PD4ML: HTML-to-RTF conversion

The main purpose of PD4ML is generation of PDF documents from HTML templates. However it also can output some other formats, including RTF.

The feature has been initially developed as an option to produce editable document drafts (for remarks, annotations etc). But now it's grown up to a mature product.

A switch to RTF generation can be done with one of the following API calls:

pd4ml.outputFormat(PD4Constants.RTF);
// or optionally...
pd4ml.outputFormat(PD4Constants.RTF_WMF);
The equivalents in JSP taglib:
<pd4ml:transform ... outputFormat="rtf"> ... </pd4ml:transform>

<pd4ml:transform ... outputFormat="rtfwmf"> ... </pd4ml:transform>
(in the case the transform tag automatically sets corresponding Content-type HTTP header "application/rtf")

In the command line tool:

java -Xmx512m -Djava.awt.headless=true -cp ./pd4ml.jar Pd4Cmd <URL> 1200 -out doc.rtf -outformat rtf

java -Xmx512m -Djava.awt.headless=true -cp ./pd4ml.jar Pd4Cmd <URL> 1200 -out doc.rtf -outformat rtfwmf
The only difference between RTF and RTF_WMF is in embedded images: with RTF it embeds to RTF images "as is": PNG, JPEG etc. In RTF_WMF mode it converts al images to WMF format for compatibility with WordPad.exe. As a drawback of the image compatibility is a significantly bigger output file size.
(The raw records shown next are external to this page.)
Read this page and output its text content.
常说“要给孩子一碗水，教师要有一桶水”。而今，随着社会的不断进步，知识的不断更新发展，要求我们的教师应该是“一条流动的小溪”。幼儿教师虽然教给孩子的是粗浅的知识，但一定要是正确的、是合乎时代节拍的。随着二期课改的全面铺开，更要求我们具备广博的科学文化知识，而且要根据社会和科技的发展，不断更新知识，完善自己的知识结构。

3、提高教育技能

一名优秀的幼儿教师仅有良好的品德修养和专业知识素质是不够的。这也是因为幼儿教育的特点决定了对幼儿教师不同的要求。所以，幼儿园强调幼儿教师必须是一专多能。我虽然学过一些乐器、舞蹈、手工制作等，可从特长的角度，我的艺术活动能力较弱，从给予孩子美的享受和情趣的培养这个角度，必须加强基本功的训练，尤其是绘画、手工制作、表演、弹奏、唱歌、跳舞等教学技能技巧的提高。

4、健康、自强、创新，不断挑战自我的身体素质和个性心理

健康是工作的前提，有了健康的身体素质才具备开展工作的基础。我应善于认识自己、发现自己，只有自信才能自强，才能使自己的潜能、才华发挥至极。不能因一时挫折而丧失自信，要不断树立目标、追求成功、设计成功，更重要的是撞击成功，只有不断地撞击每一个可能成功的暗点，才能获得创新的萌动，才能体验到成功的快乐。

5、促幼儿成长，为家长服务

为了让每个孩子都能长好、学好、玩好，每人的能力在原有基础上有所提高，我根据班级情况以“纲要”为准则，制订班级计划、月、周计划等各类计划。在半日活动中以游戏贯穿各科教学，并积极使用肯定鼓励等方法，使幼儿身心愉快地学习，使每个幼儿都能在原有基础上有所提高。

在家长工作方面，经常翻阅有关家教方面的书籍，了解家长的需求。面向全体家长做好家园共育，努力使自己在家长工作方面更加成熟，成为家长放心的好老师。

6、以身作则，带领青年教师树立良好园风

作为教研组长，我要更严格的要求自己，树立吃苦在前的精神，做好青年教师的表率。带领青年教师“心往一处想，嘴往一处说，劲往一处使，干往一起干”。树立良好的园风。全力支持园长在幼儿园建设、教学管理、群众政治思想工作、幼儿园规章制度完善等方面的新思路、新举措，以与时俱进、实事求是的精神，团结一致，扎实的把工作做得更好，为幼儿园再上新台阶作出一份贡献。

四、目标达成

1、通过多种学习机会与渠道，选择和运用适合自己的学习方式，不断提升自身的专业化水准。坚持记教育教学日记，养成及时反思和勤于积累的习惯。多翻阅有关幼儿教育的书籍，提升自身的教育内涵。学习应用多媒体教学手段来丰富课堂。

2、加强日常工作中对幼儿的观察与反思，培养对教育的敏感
PD4ML is able to convert from rendered HTML layout to RTF the following elements:

  • Page margins
  • Text styles and fonts
  • Text backgrounds
  • Text indentation
  • Tables (with correct table nesting). It supports col- and row-spans, table and cell backgrounds, cell paddings. Border style (color, width) is not supported for the time being.
  • Images
  • Hyperlinks (external and internal), image hyperlinks
  • Headers / footers. There is a possibility to define individual header and footer for title page.

Despite the fact RTF format is quite old and standardized, only few viewers implement all its features. For example on MacOS platform tables appear corrupted (as a set of text paragraphs) and images are not shown at all. MS Word probably is the most features-rich RTF viewer/editor application.